Skip to content

vllm_omni.diffusion.cache.teacache.hook

Hook-based TeaCache implementation for vLLM-Omni.

This module implements a diffusers-style hook system that completely intercepts the transformer forward pass, eliminating the need for any TeaCache-specific code in model definitions. Model developers only need to add an extractor function to support new models.

TeaCacheHook

Bases: ModelHook

ModelHook implementing TeaCache for transformer models.

This hook completely intercepts the transformer's forward pass and implements adaptive caching based on timestep embedding similarity.
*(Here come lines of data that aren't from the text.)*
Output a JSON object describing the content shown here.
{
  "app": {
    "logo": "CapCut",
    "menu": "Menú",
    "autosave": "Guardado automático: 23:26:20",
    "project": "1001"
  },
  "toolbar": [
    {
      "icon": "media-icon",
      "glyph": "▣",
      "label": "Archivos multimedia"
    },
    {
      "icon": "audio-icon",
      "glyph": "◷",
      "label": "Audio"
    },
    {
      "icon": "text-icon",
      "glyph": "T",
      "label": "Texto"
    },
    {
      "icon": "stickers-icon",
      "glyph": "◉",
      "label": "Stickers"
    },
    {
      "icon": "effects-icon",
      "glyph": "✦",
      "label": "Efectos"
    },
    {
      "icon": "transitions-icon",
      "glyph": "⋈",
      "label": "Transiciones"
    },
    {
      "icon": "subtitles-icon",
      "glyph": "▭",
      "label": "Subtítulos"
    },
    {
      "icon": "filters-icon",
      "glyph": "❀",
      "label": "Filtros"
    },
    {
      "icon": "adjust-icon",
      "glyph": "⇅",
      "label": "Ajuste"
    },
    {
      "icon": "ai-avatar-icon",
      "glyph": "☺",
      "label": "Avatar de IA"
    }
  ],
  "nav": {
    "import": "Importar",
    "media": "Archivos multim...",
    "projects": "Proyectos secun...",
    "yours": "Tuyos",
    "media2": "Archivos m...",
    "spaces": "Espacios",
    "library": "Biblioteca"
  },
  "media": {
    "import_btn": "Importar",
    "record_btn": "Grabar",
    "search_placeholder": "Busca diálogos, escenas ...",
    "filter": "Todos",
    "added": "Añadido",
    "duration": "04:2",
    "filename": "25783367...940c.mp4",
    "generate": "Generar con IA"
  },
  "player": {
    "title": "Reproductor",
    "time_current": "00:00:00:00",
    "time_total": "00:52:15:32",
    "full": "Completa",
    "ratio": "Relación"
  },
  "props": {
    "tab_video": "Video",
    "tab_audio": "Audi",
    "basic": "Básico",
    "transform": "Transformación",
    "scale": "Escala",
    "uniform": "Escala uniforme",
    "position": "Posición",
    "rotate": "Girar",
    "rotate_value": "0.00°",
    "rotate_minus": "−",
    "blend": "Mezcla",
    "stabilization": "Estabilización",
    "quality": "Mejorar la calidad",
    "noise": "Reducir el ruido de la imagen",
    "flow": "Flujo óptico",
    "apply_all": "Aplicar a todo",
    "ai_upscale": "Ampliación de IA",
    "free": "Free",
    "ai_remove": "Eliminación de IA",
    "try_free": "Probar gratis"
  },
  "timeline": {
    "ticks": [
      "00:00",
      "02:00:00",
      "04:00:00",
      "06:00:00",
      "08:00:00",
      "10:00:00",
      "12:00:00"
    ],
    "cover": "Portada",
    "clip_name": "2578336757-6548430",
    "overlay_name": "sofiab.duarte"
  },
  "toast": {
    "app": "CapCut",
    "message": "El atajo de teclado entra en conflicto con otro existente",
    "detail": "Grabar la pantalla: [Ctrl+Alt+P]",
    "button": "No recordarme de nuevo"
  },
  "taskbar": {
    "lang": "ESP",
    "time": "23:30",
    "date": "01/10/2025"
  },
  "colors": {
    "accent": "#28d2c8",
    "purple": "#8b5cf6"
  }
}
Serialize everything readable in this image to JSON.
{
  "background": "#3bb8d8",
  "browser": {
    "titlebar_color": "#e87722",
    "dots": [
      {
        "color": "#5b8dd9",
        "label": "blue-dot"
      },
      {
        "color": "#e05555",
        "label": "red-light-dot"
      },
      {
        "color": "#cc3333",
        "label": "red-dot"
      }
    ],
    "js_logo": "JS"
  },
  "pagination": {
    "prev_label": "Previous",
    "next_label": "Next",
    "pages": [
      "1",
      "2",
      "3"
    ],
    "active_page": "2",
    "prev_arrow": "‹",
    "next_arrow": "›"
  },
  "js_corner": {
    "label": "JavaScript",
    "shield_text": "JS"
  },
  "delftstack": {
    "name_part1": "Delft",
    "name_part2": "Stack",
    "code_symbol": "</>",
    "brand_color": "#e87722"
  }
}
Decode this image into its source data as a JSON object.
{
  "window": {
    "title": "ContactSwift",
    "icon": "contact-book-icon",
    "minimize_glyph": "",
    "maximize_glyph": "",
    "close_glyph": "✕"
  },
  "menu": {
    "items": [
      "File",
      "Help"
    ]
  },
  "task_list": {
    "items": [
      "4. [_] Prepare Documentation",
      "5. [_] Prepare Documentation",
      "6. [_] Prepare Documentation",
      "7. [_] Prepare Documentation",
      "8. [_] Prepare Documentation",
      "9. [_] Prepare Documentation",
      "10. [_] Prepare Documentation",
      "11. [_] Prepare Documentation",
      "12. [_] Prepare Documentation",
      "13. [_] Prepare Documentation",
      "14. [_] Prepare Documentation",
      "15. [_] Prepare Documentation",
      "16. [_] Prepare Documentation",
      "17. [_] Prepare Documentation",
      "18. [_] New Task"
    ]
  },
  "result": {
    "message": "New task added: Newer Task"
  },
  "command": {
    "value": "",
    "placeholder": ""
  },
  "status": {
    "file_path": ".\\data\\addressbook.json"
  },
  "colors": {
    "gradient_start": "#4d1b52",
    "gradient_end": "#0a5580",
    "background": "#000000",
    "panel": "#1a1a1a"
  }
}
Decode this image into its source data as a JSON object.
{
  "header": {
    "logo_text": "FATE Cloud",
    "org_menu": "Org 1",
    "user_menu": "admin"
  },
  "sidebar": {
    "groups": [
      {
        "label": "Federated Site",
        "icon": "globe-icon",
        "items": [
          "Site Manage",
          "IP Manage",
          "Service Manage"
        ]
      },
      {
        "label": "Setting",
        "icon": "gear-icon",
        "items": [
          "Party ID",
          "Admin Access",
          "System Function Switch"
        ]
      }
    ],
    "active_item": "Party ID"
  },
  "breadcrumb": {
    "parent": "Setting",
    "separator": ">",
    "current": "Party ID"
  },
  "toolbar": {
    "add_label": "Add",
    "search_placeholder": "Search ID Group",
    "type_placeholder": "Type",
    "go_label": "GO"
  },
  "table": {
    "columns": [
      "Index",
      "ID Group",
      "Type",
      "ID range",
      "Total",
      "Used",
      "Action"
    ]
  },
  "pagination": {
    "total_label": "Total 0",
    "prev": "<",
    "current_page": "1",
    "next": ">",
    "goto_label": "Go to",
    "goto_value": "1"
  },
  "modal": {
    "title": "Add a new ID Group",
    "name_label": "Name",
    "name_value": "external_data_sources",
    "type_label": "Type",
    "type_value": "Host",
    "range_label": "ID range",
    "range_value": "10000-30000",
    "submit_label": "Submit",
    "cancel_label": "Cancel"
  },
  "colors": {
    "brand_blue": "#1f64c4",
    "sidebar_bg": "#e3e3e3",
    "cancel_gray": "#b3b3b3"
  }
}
It's model-agnostic and supports multiple model types through extractor functions.

Key features: - Zero changes to model code - CFG-aware with separate states for positive/negative branches - CFG-parallel compatible: properly detects branch identity across ranks - Model-specific polynomial rescaling - Auto-detection of model types

Attributes:

Name Type Description
config

TeaCache configuration with thresholds and callbacks

rescale_func

Polynomial function for rescaling L1 distances

state_manager

Manages TeaCacheState across forward passes

extractor_fn

Model-specific function to extract modulated input

config instance-attribute

config = config

extractor_fn instance-attribute

extractor_fn = None

rescale_func instance-attribute

rescale_func = poly1d(coefficients)

state_manager instance-attribute

state_manager = StateManager(TeaCacheState)

initialize_hook

initialize_hook(module: Module) -> Module

Initialize hook with extractor from config transformer model type.

Parameters:

Name Type Description Default
module Module

The module to initialize the hook for.

required

Returns:

Type Description
Module

The initialized module.

new_forward

new_forward(
    module: Module, *args: Any, **kwargs: Any
) -> Any

Generic forward handler that works for ANY model.

This method is completely model-agnostic. All model-specific logic is encapsulated in the extractor function that returns a CacheContext.

The extractor does: - Model-specific preprocessing - Extraction of modulated input for cache decision - Providing transformer execution callable - Providing postprocessing callable

This hook does: - CFG-aware state management - Cache decision logic (generic) - Residual caching and reuse

Parameters:

Name Type Description Default
module Module

Transformer module (any architecture)

required
*args Any

Positional arguments for model forward

()
**kwargs Any

Keyword arguments for model forward

{}

Returns:

Type Description
Any

Model output (format depends on model)

reset_state

reset_state(module: Module) -> Module

Reset all cached states for a new inference run.

Parameters:

Name Type Description Default
module Module

The module to reset state for.

required

Returns:

Type Description
Module

The module with reset state.

apply_teacache_hook

apply_teacache_hook(
    module: Module, config: TeaCacheConfig
) -> None

Apply TeaCache optimization to a transformer module.

This function registers a TeaCacheHook that completely intercepts the module's forward pass, implementing adaptive caching without any changes to the model code.

Parameters:

Name Type Description Default
module Module

Transformer model to optimize (e.g., QwenImageTransformer2DModel)

required
config TeaCacheConfig

TeaCacheConfig specifying caching parameters

required
Example

config = TeaCacheConfig( ... rel_l1_thresh=0.2, ... transformer_type="QwenImageTransformer2DModel" ... ) apply_teacache_hook(transformer, config)

Transformer bound to the pipeline now uses TeaCache automatically,

... # no code changes needed!